Parlons donc avant tout, pour aujourd'hui, de la participation électorale, dont certains souhaitaient dans leur coeur qu'elle soit ridiculement exiguë. Eh bien, nous sommes tentés de dire, avec un politologue lucide comme le Prof. Grosser, qu'il est "presque miraculeux" qu'il y ait eu autant de votants. Certes, nous ne sommes pas satisfaits. Certes, nous savons qu'une consultation de type nouveau est toujours accueillie avec méfiance. Nous savons également que dans certains pays la proportionnelle a exercé un effet dissuasif (impossibilité de "choisir" son propre candidat). Nous savons que pour les Britanniques c'était pénible de devoir revenir aux urnes après un mois (alors que pour les Italiens, le décalage d'une seule semaine a été "mobilisant").

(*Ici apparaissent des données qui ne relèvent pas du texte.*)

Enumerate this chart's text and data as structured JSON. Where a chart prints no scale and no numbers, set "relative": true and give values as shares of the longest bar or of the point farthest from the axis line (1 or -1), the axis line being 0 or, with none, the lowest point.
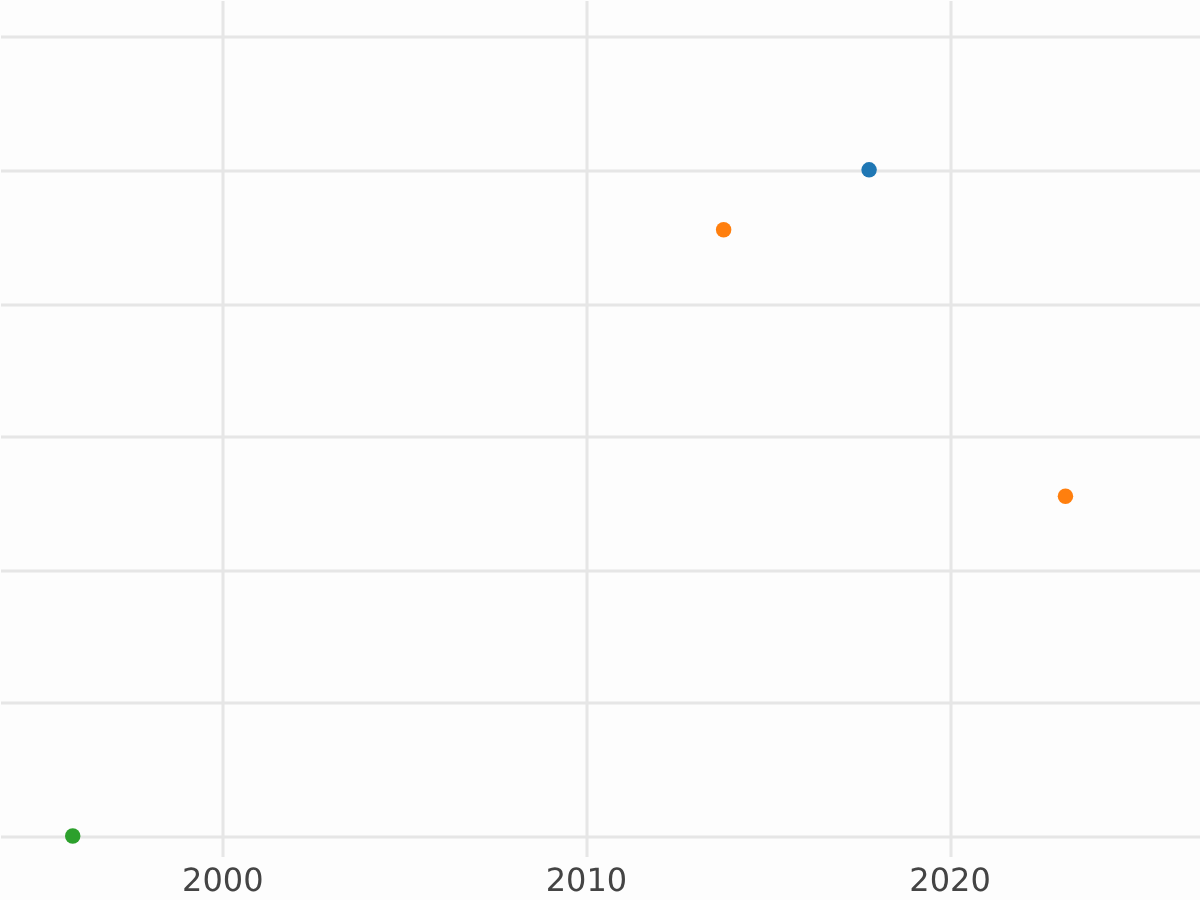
{
  "chart_data": {
    "type": "scatter",
    "relative": true,
    "xlim": [
      1993.9,
      2026.9
    ],
    "xticks": [
      2000,
      2010,
      2020
    ],
    "grid": true,
    "marker": "circle",
    "series": [
      {
        "color": "#1f77b4",
        "x": [
          2017.8
        ],
        "values": [
          1
        ]
      },
      {
        "color": "#ff7f0e",
        "x": [
          2013.8,
          2023.2
        ],
        "values": [
          0.91,
          0.51
        ]
      },
      {
        "color": "#2ca02c",
        "x": [
          1995.9
        ],
        "values": [
          0
        ]
      }
    ]
  }
}
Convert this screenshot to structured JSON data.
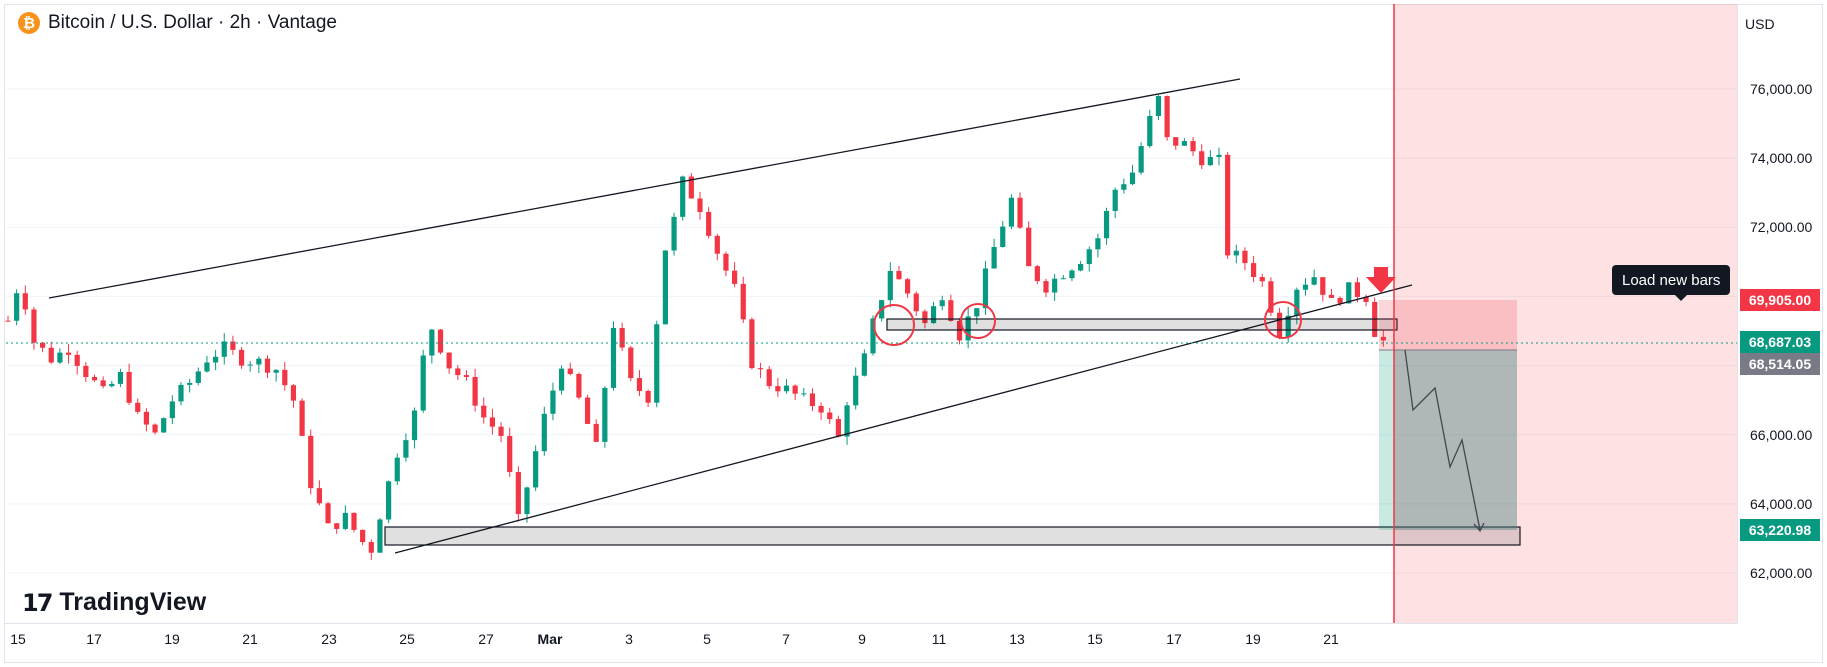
{
  "header": {
    "coin_symbol": "₿",
    "title": "Bitcoin / U.S. Dollar · 2h · Vantage"
  },
  "currency": "USD",
  "logo": {
    "mark": "17",
    "word": "TradingView"
  },
  "tooltip": "Load new bars",
  "price_axis": {
    "ticks": [
      "76,000.00",
      "74,000.00",
      "72,000.00",
      "66,000.00",
      "64,000.00",
      "62,000.00"
    ]
  },
  "time_axis": {
    "ticks": [
      "15",
      "17",
      "19",
      "21",
      "23",
      "25",
      "27",
      "Mar",
      "3",
      "5",
      "7",
      "9",
      "11",
      "13",
      "15",
      "17",
      "19",
      "21"
    ]
  },
  "price_tags": [
    {
      "value": "69,905.00",
      "color": "#f23645"
    },
    {
      "value": "68,687.03",
      "color": "#089981"
    },
    {
      "value": "68,514.05",
      "color": "#787b86"
    },
    {
      "value": "63,220.98",
      "color": "#089981"
    }
  ],
  "colors": {
    "up": "#089981",
    "down": "#f23645",
    "grid": "#f0f3fa"
  },
  "chart_data": {
    "type": "candlestick",
    "symbol": "Bitcoin / U.S. Dollar",
    "timeframe": "2h",
    "ylim": [
      61000,
      78000
    ],
    "current_price": 68687.03,
    "close_path": [
      [
        0,
        69300
      ],
      [
        1,
        70200
      ],
      [
        2,
        69800
      ],
      [
        3,
        68700
      ],
      [
        5,
        68200
      ],
      [
        7,
        68500
      ],
      [
        9,
        67800
      ],
      [
        11,
        67200
      ],
      [
        13,
        67700
      ],
      [
        15,
        66500
      ],
      [
        17,
        66000
      ],
      [
        19,
        67000
      ],
      [
        21,
        67500
      ],
      [
        23,
        68200
      ],
      [
        25,
        68500
      ],
      [
        27,
        68200
      ],
      [
        29,
        68100
      ],
      [
        31,
        67900
      ],
      [
        33,
        67000
      ],
      [
        35,
        64600
      ],
      [
        37,
        63300
      ],
      [
        39,
        63600
      ],
      [
        41,
        62900
      ],
      [
        42,
        62700
      ],
      [
        43,
        63700
      ],
      [
        45,
        65500
      ],
      [
        47,
        66600
      ],
      [
        48,
        68200
      ],
      [
        49,
        69100
      ],
      [
        51,
        68000
      ],
      [
        53,
        67500
      ],
      [
        55,
        66500
      ],
      [
        57,
        66000
      ],
      [
        58,
        64800
      ],
      [
        59,
        63500
      ],
      [
        60,
        64500
      ],
      [
        62,
        66500
      ],
      [
        64,
        68100
      ],
      [
        66,
        67000
      ],
      [
        68,
        65600
      ],
      [
        70,
        69200
      ],
      [
        72,
        67500
      ],
      [
        74,
        67100
      ],
      [
        75,
        69300
      ],
      [
        76,
        71400
      ],
      [
        77,
        72200
      ],
      [
        78,
        73300
      ],
      [
        80,
        72600
      ],
      [
        82,
        71300
      ],
      [
        84,
        70200
      ],
      [
        86,
        68100
      ],
      [
        88,
        67500
      ],
      [
        90,
        67300
      ],
      [
        92,
        67000
      ],
      [
        94,
        66800
      ],
      [
        96,
        65900
      ],
      [
        97,
        67000
      ],
      [
        99,
        68200
      ],
      [
        100,
        69200
      ],
      [
        102,
        70800
      ],
      [
        104,
        70100
      ],
      [
        106,
        69200
      ],
      [
        108,
        70100
      ],
      [
        110,
        68900
      ],
      [
        112,
        69800
      ],
      [
        114,
        71400
      ],
      [
        116,
        72800
      ],
      [
        118,
        70800
      ],
      [
        120,
        70300
      ],
      [
        122,
        70700
      ],
      [
        124,
        71100
      ],
      [
        126,
        71700
      ],
      [
        128,
        73100
      ],
      [
        130,
        73600
      ],
      [
        132,
        75100
      ],
      [
        133,
        75700
      ],
      [
        134,
        74500
      ],
      [
        136,
        74400
      ],
      [
        138,
        74000
      ],
      [
        140,
        73900
      ],
      [
        141,
        71300
      ],
      [
        143,
        71000
      ],
      [
        145,
        70400
      ],
      [
        147,
        69000
      ],
      [
        149,
        70300
      ],
      [
        151,
        70600
      ],
      [
        153,
        69800
      ],
      [
        155,
        70200
      ],
      [
        157,
        70000
      ],
      [
        158,
        69000
      ],
      [
        159,
        68700
      ]
    ],
    "support_zones": [
      69000,
      63220.98
    ],
    "trade_levels": {
      "stop": 69905.0,
      "entry": 68514.05,
      "target": 63220.98
    }
  }
}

Le fait important est que, malgré le résultat désastreux de la Grande-Bretagne, la barre de 60% de participation dans l'ensemble de la Communauté a été dépassée. Nous ne savons pas encore exactement de combien elle a été dépassée. C'était l'objectif. Rappelons que l'"Euro-Baromètre" avait prévu 65%, taux qui aurait été dépassé si les Britanniques et les Français avaient voté selon les prévisions, à savoir 51% et 68%, au lieu de 32 et 60,8%. Heureusement, le score a été meilleur que prévu en Italie et en Allemagne.
Non moins remarquable le fait que, si nous isolons les six pays fondateurs de la Communauté, nous constatons qu'ils ont voté en moyenne au-delà de 71%. La lanterne rouge est la Hollande avec 58%: un phénomène qu'il faudra étudier.
Il y a donc une situation "spéciale" des "nouveaux pays". Sir Christopher Soames, avec beaucoup de sagesse et de chaleur a bien défendu son pays rappelant que celui-ci d'abord s'était tenu à l'écart, puis avait été écarté, et finalement est entré mais au mauvais moment, en pleine crise. C'est une explication, mais il faudra en tirer certaines conséquences. Un grand nombre d'abstentionnistes britanniques ont déclaré qu'ils n'avaient pas voté parce qu'ils n'étaient pas assez au courant des problèmes communautaires. C'est un peu la conséquence de ce que Sir Christopher a dit. Mais Madame Barbara Castle, qui a risqué de perdre son siège dans l'hécatombe travailliste, a affirmé que ce score si bas est dû essentiellement au fait que la Grande-Bretagne rejette son appartenance à la Communauté. Dès lors: qui a raison? Si les Britanniques sont contre par manque de connaissance, il y a un problème d'information qui' se pose, et chacun devrait faire là-dessus un examen de conscience. Si par contre il S'agit d'un problè
me d"'incompatibilité", il faudra également réfléchir, car il n'est pas tolérable dans une société démocratique qu'un pays tout entier soit astreint à faire ce qu'il ne peut ou ne veut pas faire. Cependant, jusqu'à quel point Mme Barbara Castle exprime le sentiment profond et les intérêts véritables de son pays? Ce n'est pas à nous de répondre.
Terminons sur le problème de la légitimité. Il y a naturellement quelqu'un qui insinue que l'Assemblée élue par une partie relativement limitée de l'électorat n'aurait pas de légitimité suffisante. C'est une sottise. Qui oserait contester cette légitimité? Les Etats membres, qui s'appuient sur le suffrage universel? L'un ou l'autre parlementaire en veine d'auto-castration? Ceux qui ne se sont pas exprimés n'ont fait que laisser aux autres la faculté de décider pour eux. Les absents ont toujours tort.
Mais une chose, hélas ! a échappé à tout le monde, à savoir que l'événement s'est produit aujourd'hui. C'est aujourd'hui que des millions de citoyens ont appris qu'ils avaient eux mêmes donné naissance à une Assemblée, expression de leur volonté populaire et dont personne ne fera taire la voix. C'est le commencement."